Aioli Is Not an Unusual Mayonnaise
It seems that in trying to rebrand mayonnaise, the various fancy food outlets are insisting on calling all kinds of creamy condiments “aioli,” and I refuse to stand idly by. Aioli is not the fancy mayonnaise that some people think. Aioli is special, amazing.
This word, when unfolded, simply means “garlic and oil.” Therefore, to be a true aioli, it must contain both garlic and oil. Can egg yolks be used as an emulsifier? Of course, but not necessarily. Garlic-flavored mayonnaise is technically aioli, but not all aioli are mayonnaise.

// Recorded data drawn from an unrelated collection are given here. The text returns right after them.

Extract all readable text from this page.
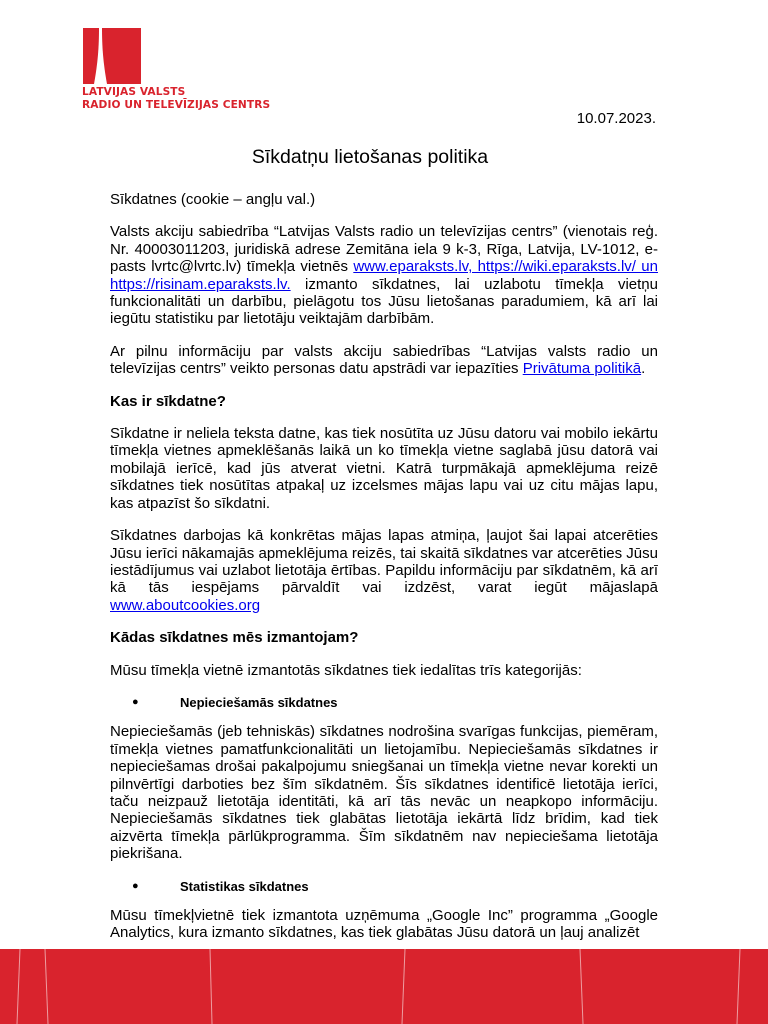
LATVIJAS VALSTS
RADIO UN TELEVĪZIJAS CENTRS
10.07.2023.
Sīkdatņu lietošanas politika

Sīkdatnes (cookie – angļu val.)

Valsts akciju sabiedrība “Latvijas Valsts radio un televīzijas centrs” (vienotais reģ. Nr. 40003011203, juridiskā adrese Zemitāna iela 9 k-3, Rīga, Latvija, LV-1012, e-pasts lvrtc@lvrtc.lv) tīmekļa vietnēs www.eparaksts.lv, https://wiki.eparaksts.lv/ un https://risinam.eparaksts.lv. izmanto sīkdatnes, lai uzlabotu tīmekļa vietņu funkcionalitāti un darbību, pielāgotu tos Jūsu lietošanas paradumiem, kā arī lai iegūtu statistiku par lietotāju veiktajām darbībām.

Ar pilnu informāciju par valsts akciju sabiedrības “Latvijas valsts radio un televīzijas centrs” veikto personas datu apstrādi var iepazīties Privātuma politikā.

Kas ir sīkdatne?

Sīkdatne ir neliela teksta datne, kas tiek nosūtīta uz Jūsu datoru vai mobilo iekārtu tīmekļa vietnes apmeklēšanās laikā un ko tīmekļa vietne saglabā jūsu datorā vai mobilajā ierīcē, kad jūs atverat vietni. Katrā turpmākajā apmeklējuma reizē sīkdatnes tiek nosūtītas atpakaļ uz izcelsmes mājas lapu vai uz citu mājas lapu, kas atpazīst šo sīkdatni.

Sīkdatnes darbojas kā konkrētas mājas lapas atmiņa, ļaujot šai lapai atcerēties Jūsu ierīci nākamajās apmeklējuma reizēs, tai skaitā sīkdatnes var atcerēties Jūsu iestādījumus vai uzlabot lietotāja ērtības. Papildu informāciju par sīkdatnēm, kā arī kā tās iespējams pārvaldīt vai izdzēst, varat iegūt mājaslapā www.aboutcookies.org

Kādas sīkdatnes mēs izmantojam?

Mūsu tīmekļa vietnē izmantotās sīkdatnes tiek iedalītas trīs kategorijās:

●	Nepieciešamās sīkdatnes

Nepieciešamās (jeb tehniskās) sīkdatnes nodrošina svarīgas funkcijas, piemēram, tīmekļa vietnes pamatfunkcionalitāti un lietojamību. Nepieciešamās sīkdatnes ir nepieciešamas drošai pakalpojumu sniegšanai un tīmekļa vietne nevar korekti un pilnvērtīgi darboties bez šīm sīkdatnēm. Šīs sīkdatnes identificē lietotāja ierīci, taču neizpauž lietotāja identitāti, kā arī tās nevāc un neapkopo informāciju. Nepieciešamās sīkdatnes tiek glabātas lietotāja iekārtā līdz brīdim, kad tiek aizvērta tīmekļa pārlūkprogramma. Šīm sīkdatnēm nav nepieciešama lietotāja piekrišana.

●	Statistikas sīkdatnes

Mūsu tīmekļvietnē tiek izmantota uzņēmuma „Google Inc” programma „Google Analytics, kura izmanto sīkdatnes, kas tiek glabātas Jūsu datorā un ļauj analizēt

In fact, my favorite aioli is vegan, high in garlic and nothing more. While it does require your hands to do a little work (they still need work), slowly emulsifying the neutral oil with minced garlic gives you the most garlic-garlic sauce you’ve ever tasted. I make mine very much like Chef John and I give him credit for opening my eyes to the magnificence of this seasoning in its purest form. The only real difference between mine and John’s is that I use canola oil, not olive oil, because I don’t want garlic to have any one flavor. To do it yourself, you will need:
- 4-5 cloves of garlic (use five if small)
- 1/2 teaspoon salt
- 1 teaspoon lemon juice
- 1/2 cup canola oil (or olive oil if you prefer)
- mortar and pestle
Coarsely chop the garlic, put in a mortar and sprinkle with salt on top. Mix it up for real, really well, until it looks like this:
Add lemon juice and stir. Add a teaspoon of oil, mash and stir thoroughly until it is completely mixed with the garlic. (There should be no visible “oil stain” on top.) Repeat adding a teaspoon at a time until you have added half a cup of oil. It will look a little lumpy at first, but will turn into a shiny, thick sauce over time. Drizzle over meat, dip chips in it, slap potatoes on them, or spread fried vegetables. You can of course use it in the same way as mayonnaise; it’s divine on a burger.